Monumental exhibition for UAL
Expanding cross-cultural understanding of monuments has been at the top of the University of the Arts London's (UAL) agenda, after co-hosting a two-day international conference at the Innovation Gallery, Central Saint Martin’s College (CSM).
The conference gathered high-profile guest speakers from South Asia, Europe and North America from diverse areas such as anthropology, art history, media studies, architecture and contemporary art in a debate about the status and survival of key monuments in colonial and post-colonial South Asia.
All the presentations of the speakers focus on addressing three major questions on a local and global scale; what makes a monument, under what conditions does it endure and for whom, and how monuments have been reinvented and transformed for a succession of circumstances, changing audiences and diverse communities.
The British Academy, Nehru Centre and TrAIN (Research Centre for Transnational Art-Identity-Nation) also came together to help host the event.
Controversial thinkers
The conference has become a venue for academic experts, scholars, PhD students, controversial thinkers and individuals with a particular interest to explore the evolution of monuments.
Nika Grabar, a Slovenian architect/research, described what was presented to the conference as “the leap of interpretation.”
“This conference opens up many questions about re-contextualizing monuments and interpreting history in a broader context,” she explained.
Tapati Guhathakufa, professor in history at Centre for Studies in Social Sciences, Kolkatta, said: “This conference is very imperative, pragmatic, and relevant to what I am doing with a far greater emphasis on community meaning.”
Expanding the theme of Asia
The highlight of the conference was Dr. Clare Harris’s speech entitled The Potala Palace: Remembering to Forget in Contemporary Tibet.
She aims to “expand the whole theme of Asia.”
Clare Harris is a University Reader-Curator, teaching within the School of Anthropology, University of Oxford and Curator for Asian Collections at the Pitt Rivers Museum. She is also the Tutorial Fellow in Anthropology at Magdalen College.
Dr. Harris spends much of her time researching the visual, material culture and modernity of Tibet.
She has been writing about Tibet over the course of 20 years.
Her passion stems from having worked in a Tibet refugee camp in India in 1989, which set the framework for her first book In the Image of Tibet published in 1999.

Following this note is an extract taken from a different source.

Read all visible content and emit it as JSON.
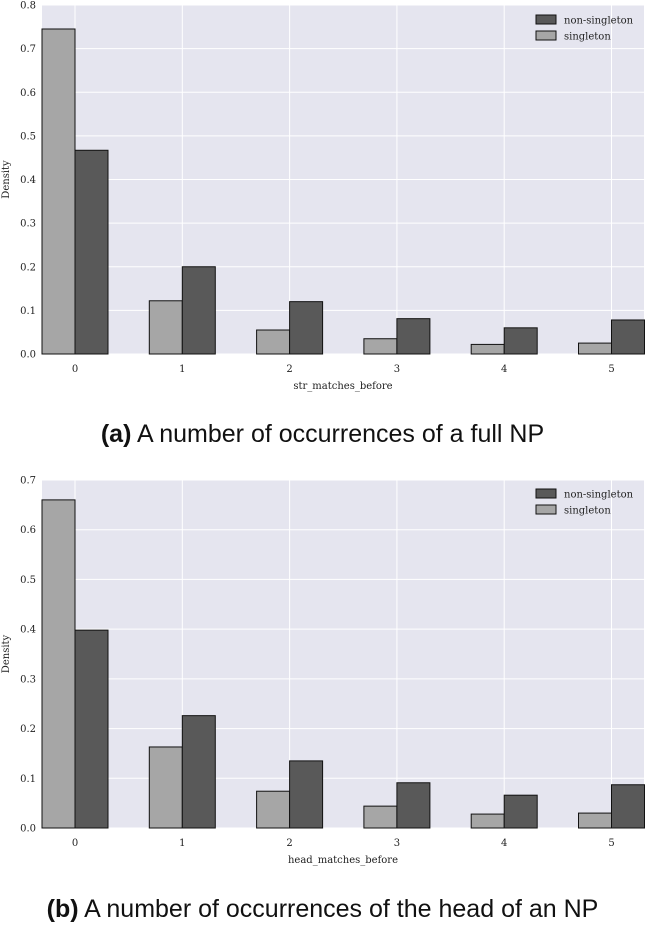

Asked about future projects, Dr. Harris said: “I’ve been working on a book called The Museum on the Roof of the World: Art, Politics and the Representation of Tibet that revolves around culture, contemporary art, and photography.”
This soon-to-be-published book is the brainchild after the culmination of years of painstaking research in Tibetan communities and experience of Tibetan material at the Museum.